Does Chanel belong in the nursery?

I stumbled across this photo on the Basically Anything That Is Awesome blog this morning:


A part of me can’t deny that this is one adorable kid. But unlike the blogger who first posted this image (“omg i can’t handle how cute this is…”) this photo bothers me. I feel the same thing when I see clothed kittens – uncomfortable and a little angry.

And before anyone starts, I’m not comparing this child to a kitten. But let’s face it – I’m sure, like the kittens, she didn’t choose that outfit. And, like the kittens, this child isn’t an accessory to be dressed up and paraded at her owner’s parent’s whim. Toddlers don’t need to be worrying about high heels (Katie, I’m looking at you) or handbags or making sure their scarf matches their cardi. How can a child play on the swings with a handbag over her shoulder?

I’m not saying that kids should be clothed in potato sacks until their sixth birthday, and I have nothing against buying designer threads for little ones*. It’s only natural to want to give your children the best you can afford. But there’s something very wrong with forcing children to grow up by treating them as mini adults. Some of my best memories are of making mud pies with my little sisters in the back garden. We wore dungarees, got all grubby and had lots of fun.

Somehow I don’t think this little girl was on her way to the playground.

*But I never would.

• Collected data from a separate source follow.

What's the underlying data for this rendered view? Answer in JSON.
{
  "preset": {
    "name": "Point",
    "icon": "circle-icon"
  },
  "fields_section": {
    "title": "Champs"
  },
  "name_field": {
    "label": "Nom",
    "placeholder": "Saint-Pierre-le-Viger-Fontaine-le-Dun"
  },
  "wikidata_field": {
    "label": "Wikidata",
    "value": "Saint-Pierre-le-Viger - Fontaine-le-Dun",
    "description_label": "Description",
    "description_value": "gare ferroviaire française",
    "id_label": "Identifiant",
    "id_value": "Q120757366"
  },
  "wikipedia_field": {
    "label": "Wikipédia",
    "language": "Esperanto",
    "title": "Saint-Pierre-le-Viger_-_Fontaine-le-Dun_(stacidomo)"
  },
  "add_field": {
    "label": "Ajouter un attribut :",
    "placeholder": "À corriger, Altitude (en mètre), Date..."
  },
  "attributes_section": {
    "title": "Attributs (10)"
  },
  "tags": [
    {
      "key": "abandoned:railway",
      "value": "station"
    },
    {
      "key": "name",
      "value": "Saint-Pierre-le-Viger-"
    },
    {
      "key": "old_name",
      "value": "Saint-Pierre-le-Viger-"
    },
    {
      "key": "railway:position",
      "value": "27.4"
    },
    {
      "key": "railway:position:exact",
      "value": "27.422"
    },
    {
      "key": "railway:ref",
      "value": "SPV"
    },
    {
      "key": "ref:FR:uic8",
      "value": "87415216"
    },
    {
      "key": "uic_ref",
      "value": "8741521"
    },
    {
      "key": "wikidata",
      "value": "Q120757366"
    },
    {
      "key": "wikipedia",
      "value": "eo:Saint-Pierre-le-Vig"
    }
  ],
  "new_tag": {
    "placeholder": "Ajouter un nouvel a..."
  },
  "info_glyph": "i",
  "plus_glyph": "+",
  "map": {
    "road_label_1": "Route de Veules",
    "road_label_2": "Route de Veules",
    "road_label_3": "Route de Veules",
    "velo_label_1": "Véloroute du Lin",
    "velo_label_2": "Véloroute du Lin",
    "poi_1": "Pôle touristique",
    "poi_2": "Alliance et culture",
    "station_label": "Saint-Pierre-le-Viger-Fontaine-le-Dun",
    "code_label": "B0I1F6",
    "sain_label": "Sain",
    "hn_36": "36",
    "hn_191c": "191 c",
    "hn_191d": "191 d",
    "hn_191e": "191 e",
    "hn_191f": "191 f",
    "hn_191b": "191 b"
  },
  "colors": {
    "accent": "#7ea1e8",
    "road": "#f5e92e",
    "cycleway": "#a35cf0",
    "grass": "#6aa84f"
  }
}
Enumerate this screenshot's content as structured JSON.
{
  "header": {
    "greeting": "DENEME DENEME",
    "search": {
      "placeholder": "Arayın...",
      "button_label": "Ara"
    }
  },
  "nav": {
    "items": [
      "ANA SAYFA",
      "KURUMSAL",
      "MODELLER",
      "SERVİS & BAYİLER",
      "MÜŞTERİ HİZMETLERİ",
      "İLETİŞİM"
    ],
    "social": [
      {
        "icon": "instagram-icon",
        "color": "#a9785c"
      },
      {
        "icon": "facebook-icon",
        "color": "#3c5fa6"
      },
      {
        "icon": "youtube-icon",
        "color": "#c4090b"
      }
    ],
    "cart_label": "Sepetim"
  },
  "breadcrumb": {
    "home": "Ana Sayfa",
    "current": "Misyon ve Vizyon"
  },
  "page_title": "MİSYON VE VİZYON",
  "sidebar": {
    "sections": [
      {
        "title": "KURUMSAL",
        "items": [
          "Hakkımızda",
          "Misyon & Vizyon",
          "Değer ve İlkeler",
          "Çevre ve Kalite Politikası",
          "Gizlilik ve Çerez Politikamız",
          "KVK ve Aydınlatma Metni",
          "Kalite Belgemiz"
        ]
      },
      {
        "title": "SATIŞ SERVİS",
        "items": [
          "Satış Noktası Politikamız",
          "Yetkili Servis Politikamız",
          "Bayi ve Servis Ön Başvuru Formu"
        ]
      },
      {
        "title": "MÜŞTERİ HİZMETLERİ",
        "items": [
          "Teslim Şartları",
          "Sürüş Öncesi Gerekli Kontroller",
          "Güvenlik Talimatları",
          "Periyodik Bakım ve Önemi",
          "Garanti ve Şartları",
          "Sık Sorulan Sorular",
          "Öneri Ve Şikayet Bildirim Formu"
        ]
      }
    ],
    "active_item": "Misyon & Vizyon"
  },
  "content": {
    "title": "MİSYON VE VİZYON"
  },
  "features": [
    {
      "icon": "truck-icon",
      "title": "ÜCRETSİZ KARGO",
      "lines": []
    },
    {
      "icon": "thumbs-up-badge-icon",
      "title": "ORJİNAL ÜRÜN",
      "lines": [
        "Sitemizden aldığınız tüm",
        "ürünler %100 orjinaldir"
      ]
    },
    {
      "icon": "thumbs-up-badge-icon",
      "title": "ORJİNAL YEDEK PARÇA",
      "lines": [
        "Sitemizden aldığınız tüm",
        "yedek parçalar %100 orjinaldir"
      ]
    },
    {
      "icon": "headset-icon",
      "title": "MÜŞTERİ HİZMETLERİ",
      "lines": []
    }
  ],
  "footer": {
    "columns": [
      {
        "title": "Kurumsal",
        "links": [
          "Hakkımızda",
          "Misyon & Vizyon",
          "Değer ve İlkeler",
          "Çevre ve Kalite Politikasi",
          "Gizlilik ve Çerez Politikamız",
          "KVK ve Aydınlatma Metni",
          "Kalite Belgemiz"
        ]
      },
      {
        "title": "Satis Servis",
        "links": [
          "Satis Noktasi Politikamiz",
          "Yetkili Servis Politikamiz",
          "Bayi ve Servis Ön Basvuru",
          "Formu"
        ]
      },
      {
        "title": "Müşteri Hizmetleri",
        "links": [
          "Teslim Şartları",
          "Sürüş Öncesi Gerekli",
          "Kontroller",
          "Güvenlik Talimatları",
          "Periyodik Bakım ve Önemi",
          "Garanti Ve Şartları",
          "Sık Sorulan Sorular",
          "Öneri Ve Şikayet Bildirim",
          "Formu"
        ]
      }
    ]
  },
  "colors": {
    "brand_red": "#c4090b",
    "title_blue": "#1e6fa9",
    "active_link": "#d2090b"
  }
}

Do you have any idea  how quick babies grow out of stuff?


7 thoughts on “Does Chanel belong in the nursery?

  1. Alison Cross says:

    You just know that the first time she puts this down and wanders off to make mud pies with the other kids, her teacher will have made off with the Chanel bag and will blame the theft on some poor Matalan-wearing sprog.

    Ali x

  2. Siany says:

    Yep, gotta agree with this. If a kid chooses something, then great. But they’re not dolls. Stop dressing them up. That said, I really like that bag. See? It’s wrong. Typing that makes me feel uneasy. I think child modelling is a very dodgy area and I don’t like it.

    Same goes for parents who make their twins wear identical outfits. *Shudder*

  3. Alexandra Sheppard says:

    The photo makes me sad – how can that little girl go running about with a scarf tied around her neck that way? Style isn’t for toddlers!

    And don’t even get me started on kiddy beauty pageants…

  4. Jo Fuertes-Knight says:

    HEXACTLY! I always feel kids that are just accessories for their pretentious parents and not allowed to have a normal childhood (covered in food stains and in pigtails) will grow into a neurotic teenager with a furious case of body dysmorphia.

    Keeping my eye on Kate Moss’s absent child…the one she only wheels out when it has a designer dress on.